Leadership Lessons From West Point

LeadershipIt’s no secret that West Point, the nation’s top military academy, excels at fostering teamwork, strategic thinking and leadership skills—all capabilities prized by the corporate world. So when Chief Executive heard about a new executive education program housed within the West Point campus, we took our team there to check it out.

“The program is built around the belief that the principles taught to West Point cadets—focus, duty, honor and drive—are applicable to business,” explained Dr. Nicole Shea, executive director of the Eisenhower Leadership Center at Highland Falls, N.Y., near West Point, in welcoming us. And indeed, our day began with classroom presentations by two former military officers—retired Colonel Dr. Jack Beach and retired Lieutenant Colonel Dr. James Modlin—both of whom had gone on from military service to lengthy careers as Fortune 500 executives.

Modlin offered insights on leading innovation, while Beach schooled our group on the psychology of leadership. Both faculty members supported their points with compelling lessons from military history.

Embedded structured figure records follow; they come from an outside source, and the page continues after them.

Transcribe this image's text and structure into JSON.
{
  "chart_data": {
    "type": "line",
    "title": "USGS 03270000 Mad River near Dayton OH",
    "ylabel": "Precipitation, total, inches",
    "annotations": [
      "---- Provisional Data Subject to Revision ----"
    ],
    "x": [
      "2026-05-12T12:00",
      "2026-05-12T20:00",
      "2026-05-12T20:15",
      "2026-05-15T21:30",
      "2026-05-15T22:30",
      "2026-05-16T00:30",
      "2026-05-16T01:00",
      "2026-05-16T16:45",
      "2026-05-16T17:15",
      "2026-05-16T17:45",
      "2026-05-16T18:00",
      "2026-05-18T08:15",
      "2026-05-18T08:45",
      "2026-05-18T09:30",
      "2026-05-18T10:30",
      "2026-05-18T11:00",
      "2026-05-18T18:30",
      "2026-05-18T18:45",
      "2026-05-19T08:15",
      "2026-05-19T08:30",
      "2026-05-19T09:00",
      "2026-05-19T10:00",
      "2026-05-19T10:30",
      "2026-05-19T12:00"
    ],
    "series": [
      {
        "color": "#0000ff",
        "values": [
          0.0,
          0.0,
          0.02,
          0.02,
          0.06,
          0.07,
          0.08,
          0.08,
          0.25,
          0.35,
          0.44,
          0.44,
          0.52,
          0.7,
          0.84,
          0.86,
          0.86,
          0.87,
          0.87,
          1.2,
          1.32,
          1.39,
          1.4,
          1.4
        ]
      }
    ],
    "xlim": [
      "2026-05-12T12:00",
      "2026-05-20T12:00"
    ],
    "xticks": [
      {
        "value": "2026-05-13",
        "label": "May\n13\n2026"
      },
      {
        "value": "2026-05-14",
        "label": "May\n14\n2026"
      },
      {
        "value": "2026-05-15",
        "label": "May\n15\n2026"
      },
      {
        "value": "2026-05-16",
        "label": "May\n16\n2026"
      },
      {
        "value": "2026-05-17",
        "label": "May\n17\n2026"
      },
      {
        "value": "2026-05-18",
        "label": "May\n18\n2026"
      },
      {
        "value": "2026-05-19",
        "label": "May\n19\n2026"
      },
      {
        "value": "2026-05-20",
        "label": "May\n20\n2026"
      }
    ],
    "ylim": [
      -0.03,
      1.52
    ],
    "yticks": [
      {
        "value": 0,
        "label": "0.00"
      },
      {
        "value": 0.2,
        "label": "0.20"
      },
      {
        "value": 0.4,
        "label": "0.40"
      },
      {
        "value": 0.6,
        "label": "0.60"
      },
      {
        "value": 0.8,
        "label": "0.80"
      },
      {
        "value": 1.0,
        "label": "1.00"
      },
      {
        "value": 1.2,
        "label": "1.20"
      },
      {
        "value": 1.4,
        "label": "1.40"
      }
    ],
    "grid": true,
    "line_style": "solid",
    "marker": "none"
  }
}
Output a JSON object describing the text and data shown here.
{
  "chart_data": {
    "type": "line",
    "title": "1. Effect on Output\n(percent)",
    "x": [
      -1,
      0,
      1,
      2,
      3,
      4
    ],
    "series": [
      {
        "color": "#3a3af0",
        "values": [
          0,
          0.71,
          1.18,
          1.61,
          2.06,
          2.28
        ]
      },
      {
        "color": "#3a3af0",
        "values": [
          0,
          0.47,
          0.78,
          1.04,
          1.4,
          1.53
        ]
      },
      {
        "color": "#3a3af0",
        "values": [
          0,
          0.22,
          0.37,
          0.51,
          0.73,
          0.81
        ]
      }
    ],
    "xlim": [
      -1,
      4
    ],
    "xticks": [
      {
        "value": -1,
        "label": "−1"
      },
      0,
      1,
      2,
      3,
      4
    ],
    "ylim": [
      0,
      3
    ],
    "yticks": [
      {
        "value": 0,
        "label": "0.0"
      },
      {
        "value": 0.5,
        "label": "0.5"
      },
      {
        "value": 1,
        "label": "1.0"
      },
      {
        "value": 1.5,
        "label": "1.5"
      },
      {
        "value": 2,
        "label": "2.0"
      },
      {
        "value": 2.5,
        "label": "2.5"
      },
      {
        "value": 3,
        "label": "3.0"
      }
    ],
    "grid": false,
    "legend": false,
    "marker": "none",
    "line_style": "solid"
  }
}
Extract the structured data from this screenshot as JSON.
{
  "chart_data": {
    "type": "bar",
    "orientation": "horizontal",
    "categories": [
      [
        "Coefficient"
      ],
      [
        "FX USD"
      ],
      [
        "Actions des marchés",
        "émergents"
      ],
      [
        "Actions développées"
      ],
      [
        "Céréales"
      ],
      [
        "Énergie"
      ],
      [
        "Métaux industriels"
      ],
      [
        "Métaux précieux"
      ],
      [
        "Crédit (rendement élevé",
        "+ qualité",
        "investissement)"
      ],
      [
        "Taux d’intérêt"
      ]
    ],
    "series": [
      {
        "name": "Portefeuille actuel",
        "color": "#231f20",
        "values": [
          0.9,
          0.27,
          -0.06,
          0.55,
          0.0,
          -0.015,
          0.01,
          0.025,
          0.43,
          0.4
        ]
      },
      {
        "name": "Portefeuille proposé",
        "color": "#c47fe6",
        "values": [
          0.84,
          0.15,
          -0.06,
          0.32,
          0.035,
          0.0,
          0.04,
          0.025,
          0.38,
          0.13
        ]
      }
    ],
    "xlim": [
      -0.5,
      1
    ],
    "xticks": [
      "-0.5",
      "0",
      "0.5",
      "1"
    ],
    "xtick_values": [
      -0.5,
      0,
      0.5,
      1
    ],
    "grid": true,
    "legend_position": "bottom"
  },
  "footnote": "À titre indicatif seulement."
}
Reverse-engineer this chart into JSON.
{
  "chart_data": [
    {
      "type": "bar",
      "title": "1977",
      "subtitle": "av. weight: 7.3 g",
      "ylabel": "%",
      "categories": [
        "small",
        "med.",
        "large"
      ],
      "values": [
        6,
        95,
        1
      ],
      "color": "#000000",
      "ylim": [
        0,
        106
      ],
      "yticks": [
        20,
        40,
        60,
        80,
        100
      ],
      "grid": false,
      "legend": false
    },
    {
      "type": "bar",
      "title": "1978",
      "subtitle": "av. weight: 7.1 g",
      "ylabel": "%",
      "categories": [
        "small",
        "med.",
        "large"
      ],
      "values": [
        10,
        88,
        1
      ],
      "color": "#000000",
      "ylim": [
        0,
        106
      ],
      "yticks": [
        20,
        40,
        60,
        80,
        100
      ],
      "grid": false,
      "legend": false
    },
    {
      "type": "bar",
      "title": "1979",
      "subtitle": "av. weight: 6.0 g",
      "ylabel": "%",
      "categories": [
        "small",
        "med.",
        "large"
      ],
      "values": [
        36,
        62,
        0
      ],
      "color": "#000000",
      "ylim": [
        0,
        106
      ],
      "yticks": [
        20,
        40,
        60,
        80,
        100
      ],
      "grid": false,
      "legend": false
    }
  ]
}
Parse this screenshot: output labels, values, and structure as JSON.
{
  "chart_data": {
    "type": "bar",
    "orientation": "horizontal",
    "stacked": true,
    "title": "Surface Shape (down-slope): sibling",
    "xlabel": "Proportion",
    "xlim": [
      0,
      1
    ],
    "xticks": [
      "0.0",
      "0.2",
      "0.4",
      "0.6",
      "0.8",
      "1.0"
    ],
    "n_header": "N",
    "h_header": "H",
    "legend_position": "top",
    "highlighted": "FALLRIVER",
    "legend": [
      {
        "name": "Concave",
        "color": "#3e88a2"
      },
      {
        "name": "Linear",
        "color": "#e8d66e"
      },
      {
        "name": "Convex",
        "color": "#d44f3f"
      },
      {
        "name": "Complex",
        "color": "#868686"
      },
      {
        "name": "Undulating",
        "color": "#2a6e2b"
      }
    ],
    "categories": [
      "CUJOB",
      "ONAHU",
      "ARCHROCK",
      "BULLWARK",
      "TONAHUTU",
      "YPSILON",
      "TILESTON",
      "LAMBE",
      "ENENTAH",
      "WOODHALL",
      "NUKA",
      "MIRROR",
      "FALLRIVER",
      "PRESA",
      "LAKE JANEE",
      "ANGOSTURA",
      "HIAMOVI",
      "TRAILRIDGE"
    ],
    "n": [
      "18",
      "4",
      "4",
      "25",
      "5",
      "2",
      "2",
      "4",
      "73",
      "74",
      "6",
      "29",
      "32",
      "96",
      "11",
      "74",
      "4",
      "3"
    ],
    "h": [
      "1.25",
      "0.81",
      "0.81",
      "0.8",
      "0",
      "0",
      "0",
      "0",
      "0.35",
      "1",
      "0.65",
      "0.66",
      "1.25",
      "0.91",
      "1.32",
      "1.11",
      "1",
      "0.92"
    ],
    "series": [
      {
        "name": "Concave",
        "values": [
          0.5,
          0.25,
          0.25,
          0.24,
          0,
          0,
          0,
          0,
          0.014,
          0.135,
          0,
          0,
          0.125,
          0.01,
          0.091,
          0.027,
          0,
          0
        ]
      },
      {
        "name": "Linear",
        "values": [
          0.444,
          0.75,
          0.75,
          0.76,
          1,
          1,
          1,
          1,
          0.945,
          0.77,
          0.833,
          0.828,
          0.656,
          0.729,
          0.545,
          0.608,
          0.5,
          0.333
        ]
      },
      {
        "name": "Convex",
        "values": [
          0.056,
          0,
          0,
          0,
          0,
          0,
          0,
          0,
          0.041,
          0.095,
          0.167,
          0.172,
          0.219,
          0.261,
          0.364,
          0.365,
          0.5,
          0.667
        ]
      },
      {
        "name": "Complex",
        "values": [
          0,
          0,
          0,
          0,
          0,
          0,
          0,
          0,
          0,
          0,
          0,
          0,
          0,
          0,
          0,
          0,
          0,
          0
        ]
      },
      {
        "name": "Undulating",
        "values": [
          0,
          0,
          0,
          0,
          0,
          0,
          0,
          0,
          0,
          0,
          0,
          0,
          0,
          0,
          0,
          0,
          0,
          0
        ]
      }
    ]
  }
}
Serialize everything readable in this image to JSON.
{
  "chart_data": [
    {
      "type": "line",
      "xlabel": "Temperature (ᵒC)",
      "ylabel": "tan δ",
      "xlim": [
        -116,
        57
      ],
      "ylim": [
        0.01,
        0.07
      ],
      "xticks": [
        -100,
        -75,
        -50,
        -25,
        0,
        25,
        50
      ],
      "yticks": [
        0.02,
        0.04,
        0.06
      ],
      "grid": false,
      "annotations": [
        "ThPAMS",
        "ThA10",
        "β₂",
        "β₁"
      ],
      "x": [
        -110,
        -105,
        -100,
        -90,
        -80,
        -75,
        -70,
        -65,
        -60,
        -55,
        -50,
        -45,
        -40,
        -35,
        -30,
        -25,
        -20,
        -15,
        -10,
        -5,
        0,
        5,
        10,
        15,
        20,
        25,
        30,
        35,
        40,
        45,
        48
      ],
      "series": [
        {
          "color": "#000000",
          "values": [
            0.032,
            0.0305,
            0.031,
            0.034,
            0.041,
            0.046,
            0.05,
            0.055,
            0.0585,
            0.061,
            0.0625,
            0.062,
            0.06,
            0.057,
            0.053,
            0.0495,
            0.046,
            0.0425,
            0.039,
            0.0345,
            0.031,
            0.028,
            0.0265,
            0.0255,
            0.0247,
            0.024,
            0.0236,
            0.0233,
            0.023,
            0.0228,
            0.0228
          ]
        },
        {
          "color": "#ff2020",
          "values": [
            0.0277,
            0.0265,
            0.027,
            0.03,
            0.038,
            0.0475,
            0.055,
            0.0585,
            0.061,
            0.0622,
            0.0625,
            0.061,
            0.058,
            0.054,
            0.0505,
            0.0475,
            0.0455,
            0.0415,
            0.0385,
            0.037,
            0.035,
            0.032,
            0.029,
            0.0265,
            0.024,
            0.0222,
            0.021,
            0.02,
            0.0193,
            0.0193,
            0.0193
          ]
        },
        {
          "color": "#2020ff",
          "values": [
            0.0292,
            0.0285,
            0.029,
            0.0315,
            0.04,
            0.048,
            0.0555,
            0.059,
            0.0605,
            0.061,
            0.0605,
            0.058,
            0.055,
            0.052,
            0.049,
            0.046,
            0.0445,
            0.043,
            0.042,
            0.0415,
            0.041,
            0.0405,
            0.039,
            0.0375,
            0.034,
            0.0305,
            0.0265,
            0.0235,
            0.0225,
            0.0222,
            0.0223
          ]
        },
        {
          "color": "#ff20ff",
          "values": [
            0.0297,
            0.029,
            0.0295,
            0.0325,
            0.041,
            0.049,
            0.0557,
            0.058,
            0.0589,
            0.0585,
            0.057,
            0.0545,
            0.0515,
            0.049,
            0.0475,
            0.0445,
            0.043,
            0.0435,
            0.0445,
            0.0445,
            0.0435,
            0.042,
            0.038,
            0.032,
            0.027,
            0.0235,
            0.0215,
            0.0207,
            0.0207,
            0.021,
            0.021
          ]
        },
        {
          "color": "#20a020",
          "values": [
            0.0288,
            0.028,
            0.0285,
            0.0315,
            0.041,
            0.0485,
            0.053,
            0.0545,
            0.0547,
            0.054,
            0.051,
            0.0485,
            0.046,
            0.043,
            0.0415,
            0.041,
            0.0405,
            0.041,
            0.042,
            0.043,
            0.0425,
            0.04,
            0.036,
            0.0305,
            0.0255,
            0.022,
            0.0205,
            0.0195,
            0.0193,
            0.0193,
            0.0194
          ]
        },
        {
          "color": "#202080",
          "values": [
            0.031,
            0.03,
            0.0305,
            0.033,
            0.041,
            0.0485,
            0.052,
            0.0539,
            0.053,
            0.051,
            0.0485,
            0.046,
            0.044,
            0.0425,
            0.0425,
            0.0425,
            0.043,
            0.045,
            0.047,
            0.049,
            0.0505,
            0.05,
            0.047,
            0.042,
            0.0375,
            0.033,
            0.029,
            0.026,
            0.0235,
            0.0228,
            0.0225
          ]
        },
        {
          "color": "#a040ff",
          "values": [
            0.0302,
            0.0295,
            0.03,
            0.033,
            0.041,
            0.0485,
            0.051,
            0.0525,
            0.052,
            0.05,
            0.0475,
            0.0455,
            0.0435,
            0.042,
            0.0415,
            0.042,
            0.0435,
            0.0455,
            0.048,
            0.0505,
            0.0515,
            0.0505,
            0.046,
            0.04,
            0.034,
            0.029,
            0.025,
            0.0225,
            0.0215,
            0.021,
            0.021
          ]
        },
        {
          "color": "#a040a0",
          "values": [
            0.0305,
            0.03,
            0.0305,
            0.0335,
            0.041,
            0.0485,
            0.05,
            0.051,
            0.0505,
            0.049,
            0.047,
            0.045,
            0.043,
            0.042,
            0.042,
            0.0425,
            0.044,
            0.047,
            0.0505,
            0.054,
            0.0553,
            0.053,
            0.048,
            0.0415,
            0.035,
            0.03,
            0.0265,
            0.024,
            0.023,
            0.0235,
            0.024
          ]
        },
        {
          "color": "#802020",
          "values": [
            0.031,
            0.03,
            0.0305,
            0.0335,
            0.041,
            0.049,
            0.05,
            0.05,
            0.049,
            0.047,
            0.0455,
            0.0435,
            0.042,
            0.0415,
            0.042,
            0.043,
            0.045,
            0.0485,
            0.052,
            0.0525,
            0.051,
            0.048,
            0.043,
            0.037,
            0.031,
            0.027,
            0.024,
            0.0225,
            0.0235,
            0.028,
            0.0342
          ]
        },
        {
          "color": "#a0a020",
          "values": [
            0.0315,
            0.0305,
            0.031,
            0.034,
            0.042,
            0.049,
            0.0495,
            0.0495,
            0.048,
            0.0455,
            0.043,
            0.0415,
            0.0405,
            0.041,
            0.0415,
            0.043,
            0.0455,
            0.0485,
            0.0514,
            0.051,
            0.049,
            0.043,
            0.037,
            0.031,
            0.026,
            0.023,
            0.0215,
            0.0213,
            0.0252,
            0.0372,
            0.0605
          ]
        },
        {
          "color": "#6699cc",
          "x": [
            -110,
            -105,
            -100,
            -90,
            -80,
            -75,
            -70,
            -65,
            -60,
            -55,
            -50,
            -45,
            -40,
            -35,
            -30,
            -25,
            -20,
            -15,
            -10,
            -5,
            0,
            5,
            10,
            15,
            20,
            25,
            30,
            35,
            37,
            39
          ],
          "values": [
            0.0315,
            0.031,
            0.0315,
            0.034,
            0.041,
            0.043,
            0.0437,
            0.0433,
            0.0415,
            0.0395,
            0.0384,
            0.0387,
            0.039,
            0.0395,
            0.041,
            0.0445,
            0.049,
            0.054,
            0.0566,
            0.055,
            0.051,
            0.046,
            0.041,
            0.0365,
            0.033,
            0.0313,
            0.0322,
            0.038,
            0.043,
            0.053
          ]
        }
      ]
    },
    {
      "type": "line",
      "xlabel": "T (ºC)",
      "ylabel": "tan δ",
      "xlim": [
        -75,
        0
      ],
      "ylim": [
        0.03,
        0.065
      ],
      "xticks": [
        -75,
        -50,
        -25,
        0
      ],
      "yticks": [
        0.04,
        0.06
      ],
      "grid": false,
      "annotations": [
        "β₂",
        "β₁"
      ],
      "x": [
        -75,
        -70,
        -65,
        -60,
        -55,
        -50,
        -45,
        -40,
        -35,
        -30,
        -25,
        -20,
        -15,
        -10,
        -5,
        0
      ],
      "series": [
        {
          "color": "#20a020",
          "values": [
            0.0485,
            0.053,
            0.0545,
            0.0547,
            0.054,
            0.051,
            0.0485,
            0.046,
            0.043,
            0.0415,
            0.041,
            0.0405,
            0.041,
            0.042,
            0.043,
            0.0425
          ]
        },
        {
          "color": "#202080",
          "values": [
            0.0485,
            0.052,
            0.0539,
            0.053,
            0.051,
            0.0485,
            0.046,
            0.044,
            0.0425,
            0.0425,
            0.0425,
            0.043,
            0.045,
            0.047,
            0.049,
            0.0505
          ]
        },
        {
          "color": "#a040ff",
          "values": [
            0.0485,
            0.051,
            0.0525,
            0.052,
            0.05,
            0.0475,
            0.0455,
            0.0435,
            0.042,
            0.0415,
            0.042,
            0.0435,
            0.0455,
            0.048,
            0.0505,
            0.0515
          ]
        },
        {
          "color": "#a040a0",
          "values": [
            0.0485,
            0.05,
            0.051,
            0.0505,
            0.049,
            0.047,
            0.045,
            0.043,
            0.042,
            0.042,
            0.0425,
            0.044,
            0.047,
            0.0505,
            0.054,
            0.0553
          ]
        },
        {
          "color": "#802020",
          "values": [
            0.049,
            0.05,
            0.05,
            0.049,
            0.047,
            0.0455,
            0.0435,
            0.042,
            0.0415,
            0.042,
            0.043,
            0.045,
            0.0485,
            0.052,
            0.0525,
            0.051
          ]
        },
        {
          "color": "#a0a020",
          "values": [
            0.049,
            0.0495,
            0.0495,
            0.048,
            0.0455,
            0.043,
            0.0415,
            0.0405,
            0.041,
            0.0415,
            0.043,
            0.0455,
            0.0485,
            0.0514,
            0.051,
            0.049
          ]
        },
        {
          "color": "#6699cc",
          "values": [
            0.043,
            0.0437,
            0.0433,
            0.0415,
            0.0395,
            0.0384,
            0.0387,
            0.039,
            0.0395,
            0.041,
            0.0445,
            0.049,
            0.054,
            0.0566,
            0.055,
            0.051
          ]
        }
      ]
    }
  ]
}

After lunch overlooking the Hudson River, we changed into outdoor gear, divided ourselves into three teams and were briefed on the series of field exercises we were about to undertake by military training guru Lieutenant Colonel Hank Keirsey—who, tellingly, also serves as an advisor for the video game “Call of Duty.” If you’ve never spent an afternoon rappelling down a series of steep hills into a riverbed, jumping from rock to rock lugging a 30-pound boulder a mile upstream and hiking with it to the top of a mountain, it might be hard to understand how that could be a fun and effective exercise in team building. Yet all three of our teams emerged from the exercise oddly energized and with a new appreciation for our colleagues’ collective talents and abilities. So you’ll just have to take our word for it—or head to Eisenhower Leadership Center and find out for yourselves.